Jan 192009

Dr. Earl R. Smith II

In our ever-changing world of business, we have to take advantage of all the resources available to us. More and more members of management are turning to executive coaches to aid them in decision-making. Many of my coaching engagements are with CEOs who have decided to tap into my experience and judgment in order to help them more quickly develop their skills and capabilities. These ‘fast-track’ executives have ceased to try to advance simply on their ‘natural ability’ and luck – they are following the path that almost every successful executive has followed – they surround themselves with people who are more experienced than themselves – sometimes smarter and more steady in their judgment – and then learn how to become better in their role within the company.

As an executive coach, I play a variety of roles. Here are just a few:

1) A professional leadership development expert with keen knowledge on how to shape performance, leadership styles and personal growth
2) A trusted partner who sets challenges my clients to overcome and strengthen their leadership abilities
3) An adviser on strategic and tactical issues
4) A source of objective judgment

As an executive coach, I regularly perform management and leadership assessments. I help my clients develop and implement leadership developments. These processes define milestones and measure progress for their personal and professional growth. As an executive coach, I help my clients to examine their life much as an investigative reporter would approach a story. I act as a sounding board to help them make good business decisions. One of the most valuable results of the coaching engagements is the training that provides thought provoking questions and important and constructive feedback. I am able to work with clients with their best interest always in clear focus and without competing loyalties. As a result, we can rapid progress and significant results.

One of the most common coaching engagements is with a client who is being asked to take on more and more responsibility. Perhaps they are now expected to handle mergers, acquisitions, downsizing, buyouts or directing changes in a company’s philosophy. These clients generally come to be saying, “I’ve never done this kind of thing before. Can you help me learn how?” As their coach, I serve as a resource to help guide them and to provide that guidance based on my own experience with similar challenges.

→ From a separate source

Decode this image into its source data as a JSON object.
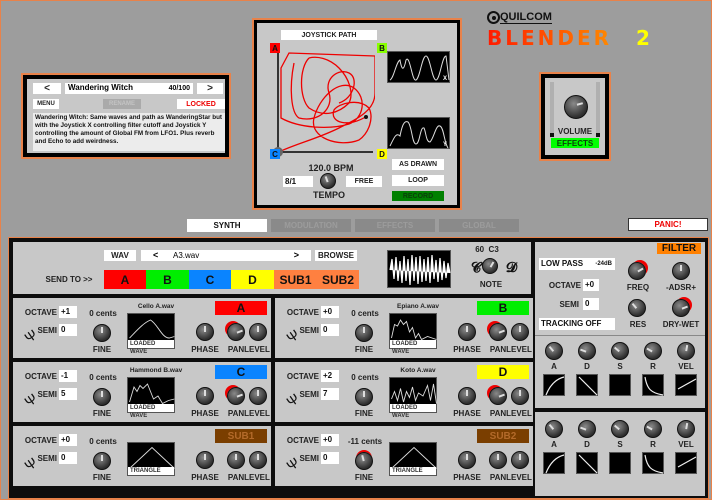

In some ways, an executive coach is no different from any other key business adviser such as a stockbroker, legal adviser or even accountant. However, in others they are quite different. My relationship with clients tends to be far closer than ‘normal’ business relationships. I often act as an ‘alter ego’ to them. When people ask me about the process of selecting a coach, here is some of what I tell them. Always keep in mind that a good coach is there to motivate you and guide you through your many decisions. That means that the first thing you should look for is a good comfortable fit with your new coaching adviser. They must be a good listener, great at organizational skills, a clear communicator and interested in aiding you meet and exceeding your goals. But the most important characteristic that a good coach will have is direct experience in the areas that you are looking to be helped.

Avoid two types of coaches. The first is the ‘do as I say not as I have done’ types. These people have generally failed in their attempts to build business, put together successful teams or manage organizations – or , worse, they have never tried – and are now working as ‘consultants’ helping others ‘succeed’. Failure begets failure – not success. The second are the ideologically rigid types who see every problem or challenge through a single lens. To quote Lotfi Zadeah – one of the founders of the science of complexity theory – “when all you have is a hammer, everything starts to look like a nail”. When all your coach has is a single tool, all advice will be colored by that fact.

When selecting a coach, do not hesitate to ask the hard questions. Find out the details of the results they have helped manage. Dig into the details of the ‘actual results’ of their efforts – not only as a coach but during their ‘pre-coaching’ life. It is vital to conduct a thorough background and screening process. Remember this person will be involved with critical decisions and be in possession of business information. Remember if there isn’t a good comfortable fit then keep looking.